I was about to open my mouth again when he said, “Let’s not speak of Him in vain. That commandment does not contradict science.”

I am not very strong on useful information. All that he knew as a specialist, all the precise facts that I might have gleaned from him, flew in one ear and out the other. I’ve always been interested in how they put the jam into “pillow candies.”

What I learned from him about his work could perfectly well fit on the flap of a dust jacket. “A little about a lot,” or “nothing about everything.” In New Zealand, it seems, they have a bird who during the mating season builds a house on the ground, with a door, and when courting the female he comes to the rendezvous with a flower in his beak. Or that birds have always known the earth was a sphere, they knew before people did, and yet when migrating they take the azimuth from the assumption that the earth is flat (perhaps I already have it mixed up). Or that birds don’t get sick.
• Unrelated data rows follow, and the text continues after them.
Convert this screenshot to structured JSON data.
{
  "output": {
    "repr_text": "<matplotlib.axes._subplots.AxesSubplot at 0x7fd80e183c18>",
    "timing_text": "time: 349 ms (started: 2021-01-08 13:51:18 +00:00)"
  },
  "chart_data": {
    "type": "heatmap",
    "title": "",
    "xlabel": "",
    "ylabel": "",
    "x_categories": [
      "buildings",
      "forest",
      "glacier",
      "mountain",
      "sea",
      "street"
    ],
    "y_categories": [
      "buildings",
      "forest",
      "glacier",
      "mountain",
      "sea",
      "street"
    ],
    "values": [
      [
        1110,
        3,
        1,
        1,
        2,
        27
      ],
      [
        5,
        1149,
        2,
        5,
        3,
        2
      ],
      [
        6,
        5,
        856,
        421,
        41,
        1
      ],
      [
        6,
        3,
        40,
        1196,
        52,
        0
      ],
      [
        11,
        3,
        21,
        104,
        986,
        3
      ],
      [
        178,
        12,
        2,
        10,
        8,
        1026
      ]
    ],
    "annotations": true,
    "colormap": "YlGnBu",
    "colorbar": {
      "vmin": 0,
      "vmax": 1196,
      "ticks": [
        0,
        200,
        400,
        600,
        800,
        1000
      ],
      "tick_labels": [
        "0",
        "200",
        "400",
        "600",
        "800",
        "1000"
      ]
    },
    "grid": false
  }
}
That last bit of information I experienced with somewhat greater emotion than the other entertaining bits. The assertion completely contradicted another one I had devoured the day before (naturally, I took everything on faith)—namely, that all birds are sick, there is no bird not sick.
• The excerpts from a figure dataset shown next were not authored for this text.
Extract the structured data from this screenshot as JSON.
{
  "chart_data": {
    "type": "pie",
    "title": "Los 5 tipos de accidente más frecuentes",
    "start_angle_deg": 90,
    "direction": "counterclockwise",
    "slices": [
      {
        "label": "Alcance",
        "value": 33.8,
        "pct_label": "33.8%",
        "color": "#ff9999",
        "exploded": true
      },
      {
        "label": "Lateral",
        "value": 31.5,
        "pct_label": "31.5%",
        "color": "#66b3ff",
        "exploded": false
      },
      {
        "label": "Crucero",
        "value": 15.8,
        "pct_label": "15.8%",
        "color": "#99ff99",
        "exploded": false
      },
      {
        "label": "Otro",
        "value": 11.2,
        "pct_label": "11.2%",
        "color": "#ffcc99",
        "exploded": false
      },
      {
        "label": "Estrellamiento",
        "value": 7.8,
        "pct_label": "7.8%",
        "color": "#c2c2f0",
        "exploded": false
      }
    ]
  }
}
“It’s just an illusion that birds flutter around gaily,” Associate N. had told me with a tinge of melancholy. (She was returning from the traps, carrying a quivering catch, in a special flat box, with a net stretched across the top and a sleeve at the entrance.) “Overhead, they’re all feathers and cleanliness. Anyone who held them in his hand, as we do, would see that the poor things are swarming with parasites, covered with scabs and wounds.”
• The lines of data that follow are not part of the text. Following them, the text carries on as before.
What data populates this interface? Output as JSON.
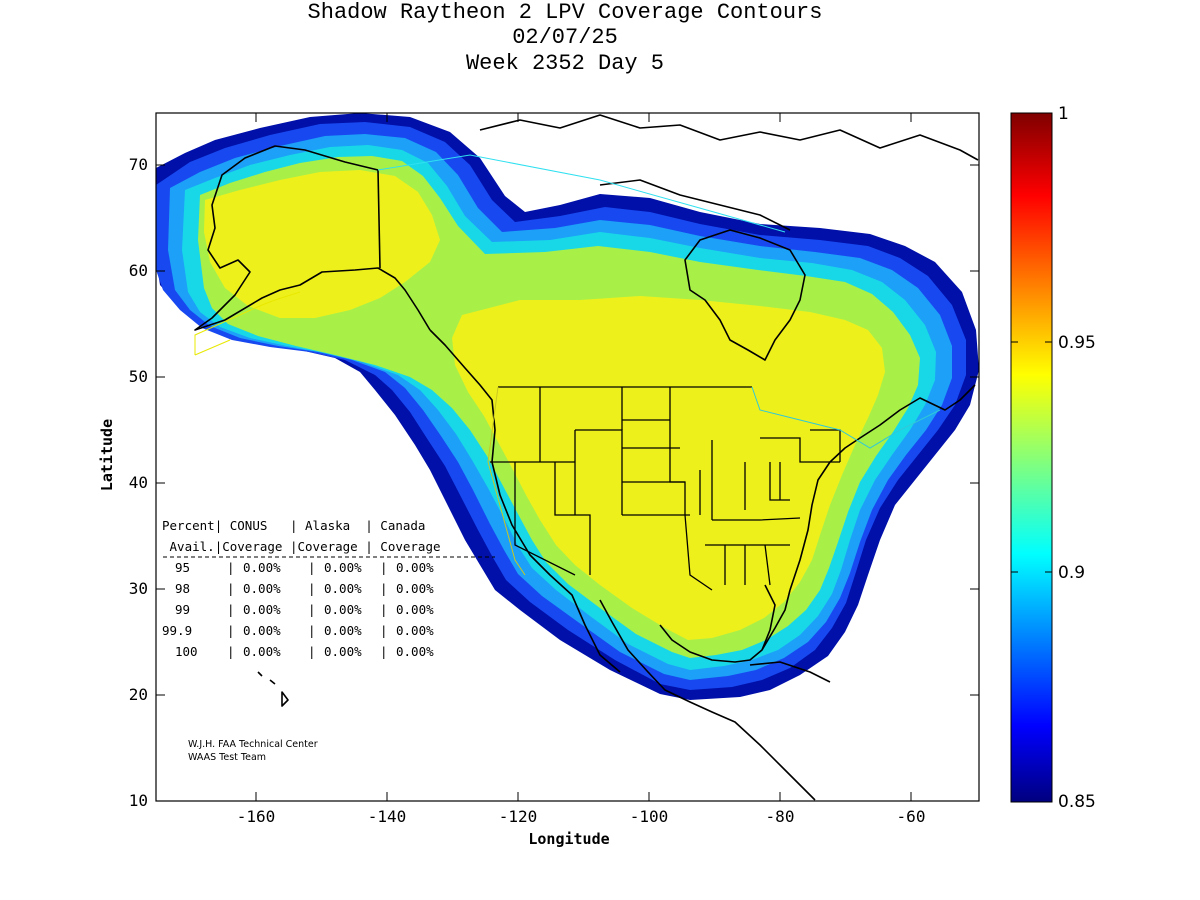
{
  "title": {
    "line1": "Shadow Raytheon 2 LPV Coverage Contours",
    "line2": "02/07/25",
    "line3": "Week 2352 Day 5"
  },
  "chart_data": {
    "type": "heatmap",
    "title": "Shadow Raytheon 2 LPV Coverage Contours",
    "xlabel": "Longitude",
    "ylabel": "Latitude",
    "xlim": [
      -175,
      -50
    ],
    "ylim": [
      10,
      75
    ],
    "xticks": [
      -160,
      -140,
      -120,
      -100,
      -80,
      -60
    ],
    "yticks": [
      10,
      20,
      30,
      40,
      50,
      60,
      70
    ],
    "colorbar": {
      "range": [
        0.85,
        1
      ],
      "ticks": [
        0.85,
        0.9,
        0.95,
        1
      ],
      "tick_labels": [
        "0.85",
        "0.9",
        "0.95",
        "1"
      ],
      "colormap": "jet"
    },
    "table": {
      "header_line1": [
        "Percent",
        "CONUS",
        "Alaska",
        "Canada"
      ],
      "header_line2": [
        "Avail.",
        "Coverage",
        "Coverage",
        "Coverage"
      ],
      "rows": [
        [
          "95",
          "0.00%",
          "0.00%",
          "0.00%"
        ],
        [
          "98",
          "0.00%",
          "0.00%",
          "0.00%"
        ],
        [
          "99",
          "0.00%",
          "0.00%",
          "0.00%"
        ],
        [
          "99.9",
          "0.00%",
          "0.00%",
          "0.00%"
        ],
        [
          "100",
          "0.00%",
          "0.00%",
          "0.00%"
        ]
      ]
    },
    "credit": [
      "W.J.H. FAA Technical Center",
      "WAAS Test Team"
    ]
  },
  "colors": {
    "coverage_high": "#f0f01a",
    "coverage_mid": "#a8f040",
    "coverage_cyan": "#18d8e8",
    "coverage_edge": "#0010b0"
  }
}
These burdens behind the outward cloak of lightness (of course they’re light—they soar!) had evoked my trust and sympathy. The doctor clarified my bewilderment for me: That’s all external, and this is the truth: birds do not get sick in the same sense as other warm-blooded creatures, including us: they do not get sick with a temperature. It can’t go any higher. Now I fully understood those 108 degrees, a little of what I remembered from school. Birds live at the limit (the price of flight). Their metabolism takes place at the limit of intensity possible for a warm-blooded creature. They are always at fever pitch and in a fever. Our slight fever of 100° is their 110°—that is, death. This is the sense in which birds do not get sick.

I suddenly saw the true narrowness of life—which we all complain about with such vigor, precisely so that we won’t see its full extent. (Our difficulties are all temporary, we don’t want to see that they are the norm, that sometimes there is war, for example, when people do not get sick, almost like birds.) On this rarest of earths, where oxygen is diluted to exactly the proportion that we can breathe, where we have barely enough fresh water, even our bodv temperature is confined to an interval as narrow as a ray of light, where T° ≤ 108°. This entire space is divided and redivided into niches and geographic ranges, where, though we fly and gulp from morning to night, we have barely enough food to maintain these 108 (98.6) degrees, where getting too cold or too hot—like not getting enough to eat and drink—means death. All of this is close up and very real, all is crisscrossed and interconnected, so that if you had time to tear yourself away from the urgency of feeding, when you necessarily feel your existence is unique—if you had time to reflect, even then you couldn’t separate your own existence from the rest. Are you a separate body, or a part growing on a common one? You will never be able to say for sure.